Janáček philharmonic OstravaKoncertyA2 One hundred years of Ligeti

14. 12. 2023
19:00 p.m.
Kino Vesmír
from 400 CZK

A2 One hundred years of Ligeti

One of the greatest personalities of the Western European musical avant-garde of the second half of the last century is the Hungarian composer György Ligeti. Last year, a hundred years have passed since his birth. At the concert, not only Ligeti’s compositions will be heard, but also compositions by authors whose legacy he based his work on.

 

Igor Stravinsky
Symphony for wind instruments

György Ligeti
Double Concerto for Flute, Oboe and Orchestra

György Ligeti
Clocks and Clouds

Béla Bartók
Three Village Scenes

György Ligeti
Romanian Concerto

 

Matteo Cesari – flutes
Vilém Veverka – oboe
Jarmila Vantuchová Balážová – mezzo-soprano
Canticum Ostrava (women’s choir)
Yuri Galatenko – choirmaster
Janáček Philharmonic Ostrava
Ilan Volkov – conductor

 

The year 2023 marks the centenary of the birth of Hungarian composer György Ligeti, one of the greatest figures of the Western European musical avant-garde of the second half of the 20th century. His compositions were featured on the soundtrack of the American cult sci-fi film 2001: A Space Odyssey. His work draws on the neo-folk legacy of Igor Stravinsky and Béla Bartók. The work of these composers will be represented in the concert by Stravinsky’s Symphony for wind instruments from 1920, which he dedicated to the memory of Claude Debussy, and Bartók’s Village Scenes for women’s choir and orchestra, which incorporates Slovak folk songs – and which are the composer’s response to another of Stravinsky’s neo-folk compositions, Wedding.

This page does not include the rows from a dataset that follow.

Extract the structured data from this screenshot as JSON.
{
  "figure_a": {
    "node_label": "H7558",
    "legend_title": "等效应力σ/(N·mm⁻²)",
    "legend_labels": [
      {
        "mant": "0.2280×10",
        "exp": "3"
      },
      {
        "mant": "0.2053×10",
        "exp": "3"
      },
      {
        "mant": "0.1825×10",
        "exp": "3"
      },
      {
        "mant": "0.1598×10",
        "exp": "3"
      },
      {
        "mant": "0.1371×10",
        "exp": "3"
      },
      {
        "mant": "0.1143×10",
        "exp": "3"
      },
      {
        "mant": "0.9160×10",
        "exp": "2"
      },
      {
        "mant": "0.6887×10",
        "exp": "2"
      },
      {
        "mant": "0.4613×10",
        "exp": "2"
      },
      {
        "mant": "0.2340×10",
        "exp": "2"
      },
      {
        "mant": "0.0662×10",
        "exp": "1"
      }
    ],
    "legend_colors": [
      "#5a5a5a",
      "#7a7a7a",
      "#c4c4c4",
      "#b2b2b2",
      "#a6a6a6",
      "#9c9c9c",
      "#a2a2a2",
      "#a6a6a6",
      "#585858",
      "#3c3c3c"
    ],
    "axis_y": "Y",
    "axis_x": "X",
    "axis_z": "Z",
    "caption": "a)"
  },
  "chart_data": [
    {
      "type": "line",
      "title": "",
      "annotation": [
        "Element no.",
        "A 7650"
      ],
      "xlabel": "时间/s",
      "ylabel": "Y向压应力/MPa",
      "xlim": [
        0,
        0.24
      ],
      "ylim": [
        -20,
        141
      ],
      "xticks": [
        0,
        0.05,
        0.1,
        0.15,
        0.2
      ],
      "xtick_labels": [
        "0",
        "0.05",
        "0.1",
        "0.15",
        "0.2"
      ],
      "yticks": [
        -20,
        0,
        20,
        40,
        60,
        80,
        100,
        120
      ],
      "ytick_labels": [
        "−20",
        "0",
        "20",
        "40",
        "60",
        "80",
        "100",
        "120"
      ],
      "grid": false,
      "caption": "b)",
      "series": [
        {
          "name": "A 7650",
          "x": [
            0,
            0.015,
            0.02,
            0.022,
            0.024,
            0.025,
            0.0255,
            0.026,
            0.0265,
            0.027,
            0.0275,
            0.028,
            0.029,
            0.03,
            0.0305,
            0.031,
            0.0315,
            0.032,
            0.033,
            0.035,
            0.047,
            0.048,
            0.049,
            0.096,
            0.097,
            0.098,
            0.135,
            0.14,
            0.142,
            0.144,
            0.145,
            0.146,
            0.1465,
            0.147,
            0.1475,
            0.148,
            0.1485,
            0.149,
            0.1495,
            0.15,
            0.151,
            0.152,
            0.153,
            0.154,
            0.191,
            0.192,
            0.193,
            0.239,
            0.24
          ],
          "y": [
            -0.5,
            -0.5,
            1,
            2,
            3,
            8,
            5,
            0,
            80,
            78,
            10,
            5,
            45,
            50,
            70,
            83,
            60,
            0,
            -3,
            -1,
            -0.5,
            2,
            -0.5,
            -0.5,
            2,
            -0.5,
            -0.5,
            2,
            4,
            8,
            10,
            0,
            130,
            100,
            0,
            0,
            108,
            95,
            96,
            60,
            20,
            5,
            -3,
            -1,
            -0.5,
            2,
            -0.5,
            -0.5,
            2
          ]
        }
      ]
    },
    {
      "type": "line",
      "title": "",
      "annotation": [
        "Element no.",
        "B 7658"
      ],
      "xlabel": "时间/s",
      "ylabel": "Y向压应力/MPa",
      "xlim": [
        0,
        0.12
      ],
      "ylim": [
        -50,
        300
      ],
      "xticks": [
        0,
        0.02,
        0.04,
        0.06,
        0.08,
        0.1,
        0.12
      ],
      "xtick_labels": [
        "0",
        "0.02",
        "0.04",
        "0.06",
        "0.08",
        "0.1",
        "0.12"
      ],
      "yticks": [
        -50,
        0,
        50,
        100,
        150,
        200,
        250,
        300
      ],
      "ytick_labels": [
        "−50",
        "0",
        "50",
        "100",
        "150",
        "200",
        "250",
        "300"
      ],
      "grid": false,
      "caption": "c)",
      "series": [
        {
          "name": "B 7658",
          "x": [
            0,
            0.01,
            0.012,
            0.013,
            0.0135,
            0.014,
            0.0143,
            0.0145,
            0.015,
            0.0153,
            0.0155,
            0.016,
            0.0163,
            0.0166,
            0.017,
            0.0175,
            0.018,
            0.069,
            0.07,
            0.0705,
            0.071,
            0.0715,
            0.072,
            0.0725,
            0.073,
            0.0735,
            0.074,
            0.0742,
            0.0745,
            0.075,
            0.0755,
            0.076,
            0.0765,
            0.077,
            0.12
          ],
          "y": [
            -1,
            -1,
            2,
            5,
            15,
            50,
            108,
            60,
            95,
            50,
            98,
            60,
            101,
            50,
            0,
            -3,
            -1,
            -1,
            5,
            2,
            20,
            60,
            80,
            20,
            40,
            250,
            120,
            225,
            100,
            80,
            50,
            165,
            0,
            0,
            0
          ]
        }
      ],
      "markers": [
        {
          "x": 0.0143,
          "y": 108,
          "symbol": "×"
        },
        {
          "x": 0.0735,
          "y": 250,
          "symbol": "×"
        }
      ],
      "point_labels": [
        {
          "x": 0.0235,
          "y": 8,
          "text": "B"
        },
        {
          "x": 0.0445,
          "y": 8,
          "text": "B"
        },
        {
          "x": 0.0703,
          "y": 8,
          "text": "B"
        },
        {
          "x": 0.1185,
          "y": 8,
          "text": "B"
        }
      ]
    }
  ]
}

The rest of the concert will belong directly to Ligeti. His Romanian concert from 1951 will be performed. The piece, which draws on energetic Romanian folk music, was banned after a rehearsal in Budapest because of its modern elements. It was not performed until twenty years later, in 1971. After his emigration to Austria in 1956, Ligeti began working with the compositional techniques of the then Western European musical avant-garde. These are evident in the Double Concert for flute, oboe and orchestra, as well as in the composition Clocks and Clouds, whose title the composer took from an essay by the eminent philosopher Karl Raimund Popper.